森下
新宿線は住吉を出て現代美術館の最寄りの菊川に到着する、浩は「展覧会の時間にはずいぶん早いな」と、次の森下で大江戸線に乗り換えて都内観光でもして行こうかと思う。
森下までの数分間、彼は美里の事を考えていた。「不思議だな、まだ2回しか会ってないのに昔から知っている気がする」と浩は思う。
森下に到着する、この駅は少し変わった構造だった。大江戸線に乗り換えるのに長い、或いは高い、エレベーターもしくはエスカレーターに乗り、一回地上階に上がり、それからまた長い脇に階段があるエスカレーターを下らないと、乗り換えのホームに到着しないようになっていた。
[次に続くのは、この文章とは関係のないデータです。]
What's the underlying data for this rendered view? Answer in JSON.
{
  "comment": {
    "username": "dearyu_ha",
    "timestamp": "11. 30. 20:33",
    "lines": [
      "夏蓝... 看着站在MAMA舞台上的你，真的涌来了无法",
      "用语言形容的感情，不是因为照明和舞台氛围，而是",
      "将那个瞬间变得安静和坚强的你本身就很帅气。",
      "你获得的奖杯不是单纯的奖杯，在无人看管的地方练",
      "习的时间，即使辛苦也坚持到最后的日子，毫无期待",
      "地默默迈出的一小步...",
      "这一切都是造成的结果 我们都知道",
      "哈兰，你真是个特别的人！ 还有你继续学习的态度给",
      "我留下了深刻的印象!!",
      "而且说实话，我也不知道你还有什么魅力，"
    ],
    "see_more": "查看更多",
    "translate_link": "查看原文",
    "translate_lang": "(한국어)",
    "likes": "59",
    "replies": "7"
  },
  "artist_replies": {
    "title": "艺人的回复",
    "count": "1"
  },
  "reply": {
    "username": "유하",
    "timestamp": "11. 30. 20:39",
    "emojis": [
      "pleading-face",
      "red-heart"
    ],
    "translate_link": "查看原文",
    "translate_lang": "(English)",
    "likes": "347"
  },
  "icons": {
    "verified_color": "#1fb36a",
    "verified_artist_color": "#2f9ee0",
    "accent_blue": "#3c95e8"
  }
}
浩がエスカレーターのある後方へ向かうと、転びマンが現れた!転びマンは浩の認知する前に転んでいた、浩は何か変な視線を感じ転びマンと目が合ってしまう、転びマンは「お前のせいで転んだ」と言うような恨めしいような目付きで、いや、浩を見ていたら何かが抜け落ちて、バランスを崩して転んだと言うような不思議さのまじった、それまで何かを呪うような目付きで浩を見ていた後にそんなことが起こった、と言うような顔つきで浩を見ていた。
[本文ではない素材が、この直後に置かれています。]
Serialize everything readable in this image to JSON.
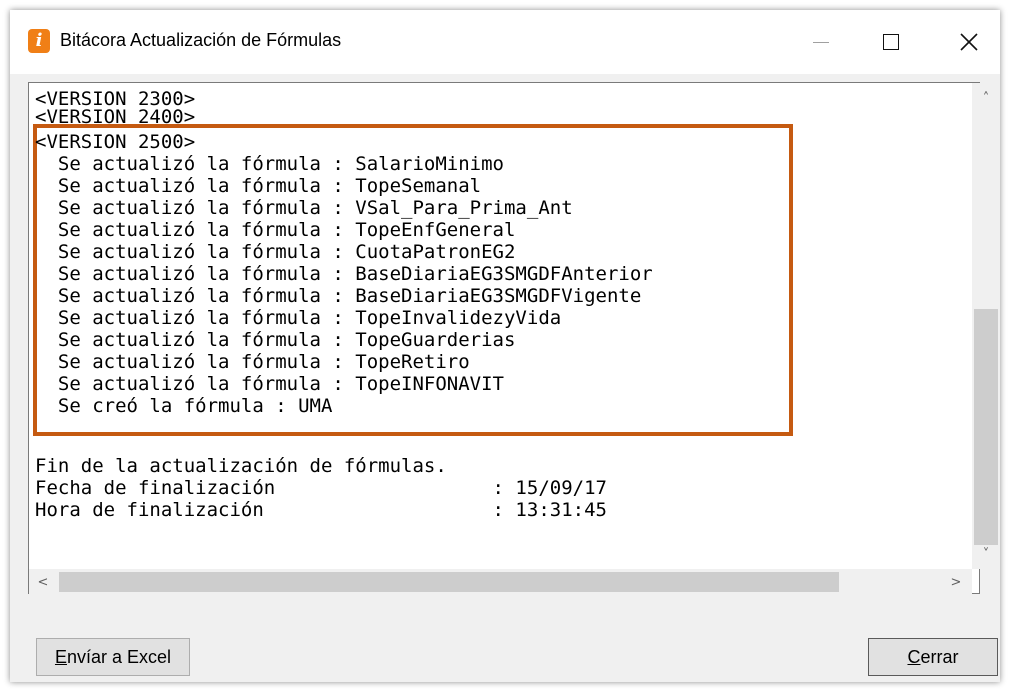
{
  "window": {
    "title": "Bitácora Actualización de Fórmulas",
    "app_icon_glyph": "i",
    "controls": [
      "minimize-icon",
      "maximize-icon",
      "close-icon"
    ],
    "accent_color": "#c55a11",
    "icon_color": "#f07f16"
  },
  "log": {
    "lines": [
      "<VERSION 2300>",
      "<VERSION 2400>",
      "<VERSION 2500>",
      "  Se actualizó la fórmula : SalarioMinimo",
      "  Se actualizó la fórmula : TopeSemanal",
      "  Se actualizó la fórmula : VSal_Para_Prima_Ant",
      "  Se actualizó la fórmula : TopeEnfGeneral",
      "  Se actualizó la fórmula : CuotaPatronEG2",
      "  Se actualizó la fórmula : BaseDiariaEG3SMGDFAnterior",
      "  Se actualizó la fórmula : BaseDiariaEG3SMGDFVigente",
      "  Se actualizó la fórmula : TopeInvalidezyVida",
      "  Se actualizó la fórmula : TopeGuarderias",
      "  Se actualizó la fórmula : TopeRetiro",
      "  Se actualizó la fórmula : TopeINFONAVIT",
      "  Se creó la fórmula : UMA",
      "",
      "",
      "Fin de la actualización de fórmulas.",
      "Fecha de finalización                   : 15/09/17",
      "Hora de finalización                    : 13:31:45"
    ]
  },
  "scrollbars": {
    "up_arrow": "˄",
    "down_arrow": "˅",
    "left_arrow": "<",
    "right_arrow": ">"
  },
  "buttons": {
    "excel": {
      "underline": "E",
      "rest": "nvíar a Excel"
    },
    "close": {
      "underline": "C",
      "rest": "errar"
    }
  }
}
浩は視線をそらして、エスカレーターの奥に設置されているエレベーターへと向かう、内心また変なやつが現れたと思っていた、「類は友を呼ぶじゃないけど、なんか関係あるのかな?」と自分のおかしさにも感ずいて。
エレベーターで上の階に上がる、通勤客がほとんどの7・8人、私服の浩は目立つのか何となく妙な念が届く。
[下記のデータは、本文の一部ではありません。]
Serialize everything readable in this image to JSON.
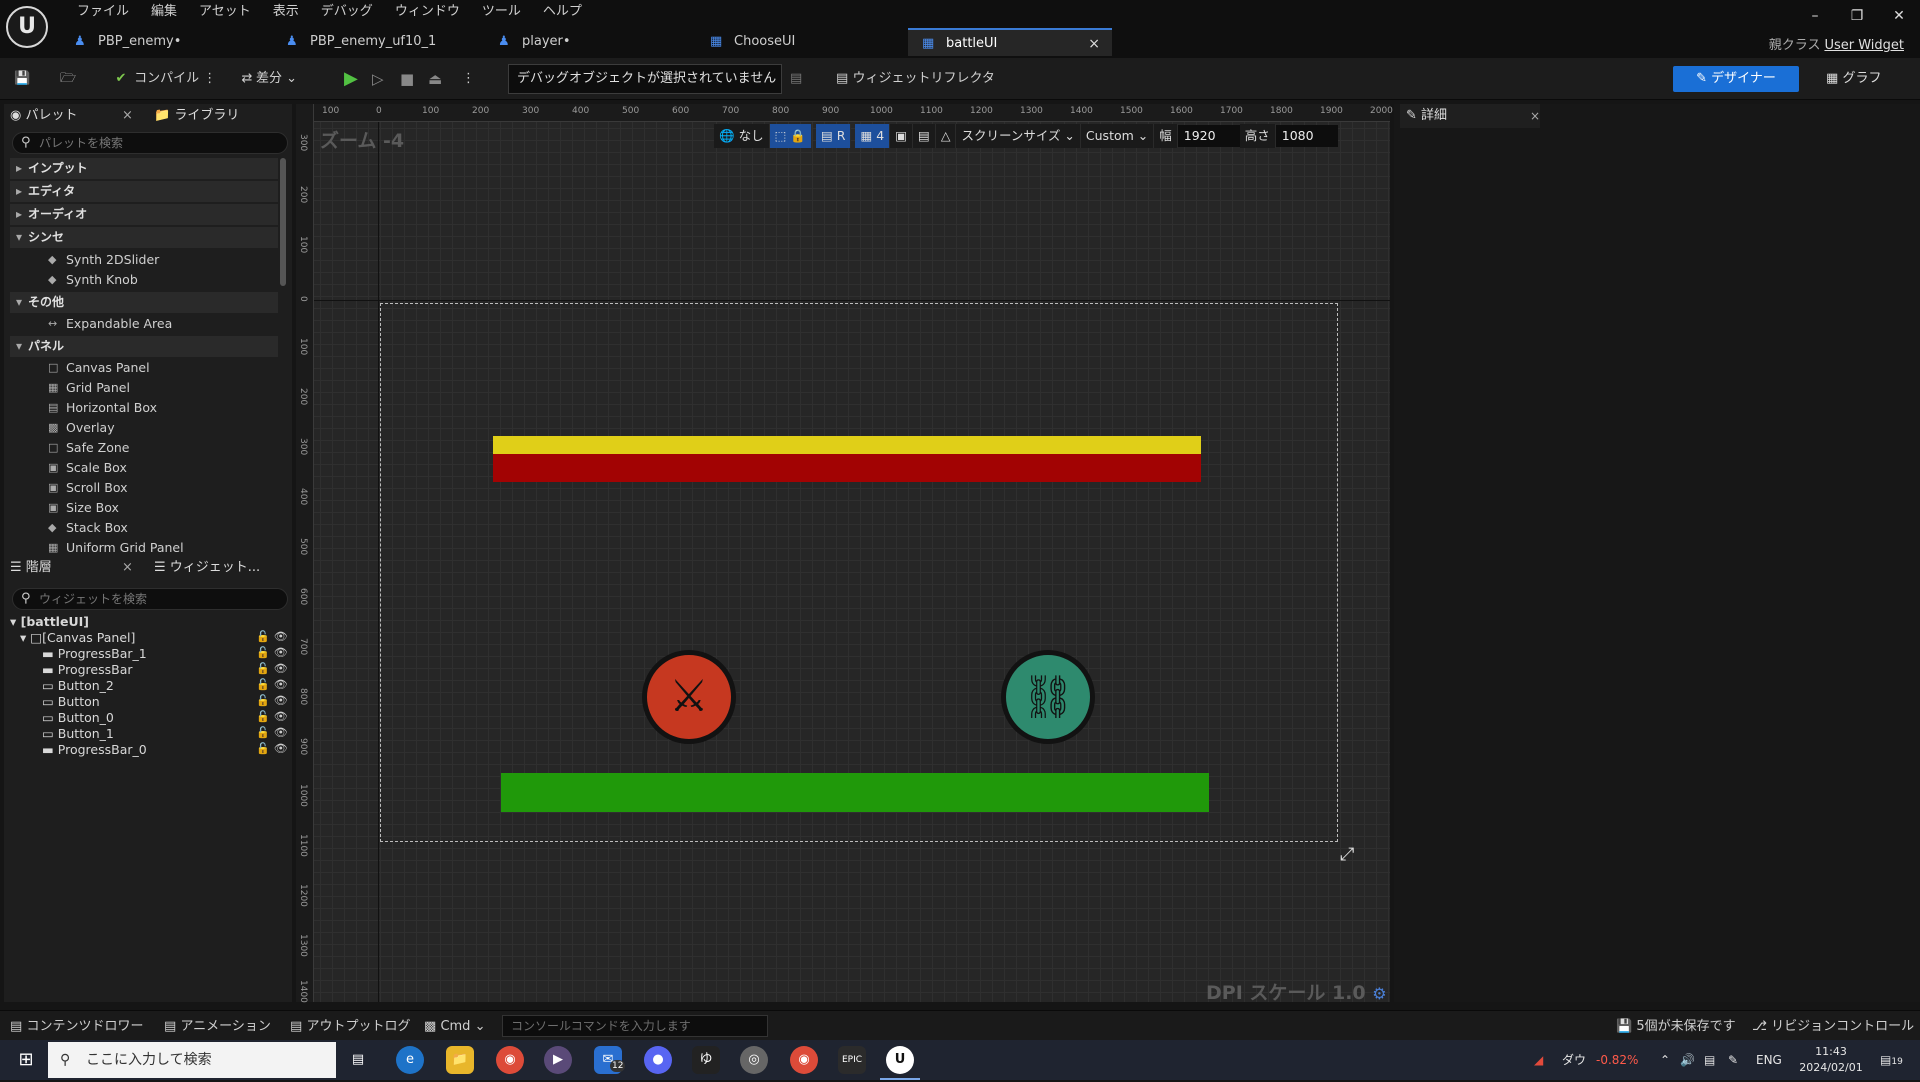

エレベータードアが開く、皆一様に先を急いでいる様子だ、人混みの中に転びマンがいた、彼は何の目的でそこにいるのだろうと浩は考える「どっかのニュースで体当たり男の事を読んだけどその類いかな」などと考えながらぼっと転びマンを見ていると、階段付近で目が合ってしまう。
ズサッ「あぁ~うっぅうっうぁ」ゴロォッゴロゴロゴロッ「ウッァッ」コロンゴロン、皆一様に避ける、見事に長い階段を転げ落ちた、転びマンは恨めしそうに下階で浩の方に目をやる、浩は怖くなり、新宿線のホームへと引き返した。
新宿線の車両内で、つり革につかまりながら浩は「転びマンはどうやって生活しているのだろう」などと考えていた、「世の中にはどうやって生活しているのか想像できない人々が沢山いる、そして想像のつかない事は、大概悪いことになる」などと少し哲学的な思いにいたるとお腹が空いてきた、ドトール農園ではコーヒーしか飲まなかったのでそろそろ1日近く何も食べていないことになる、「岩本町で降りて、秋葉原で何か食べていこう」と浩は決心する。
秋葉原には比較的最近できた、飲食施設がある、企業の合同説明会なども行われる。豪華客船を模したとも思われるその施設の串揚げ屋に、家族で赴いた事があったのだった。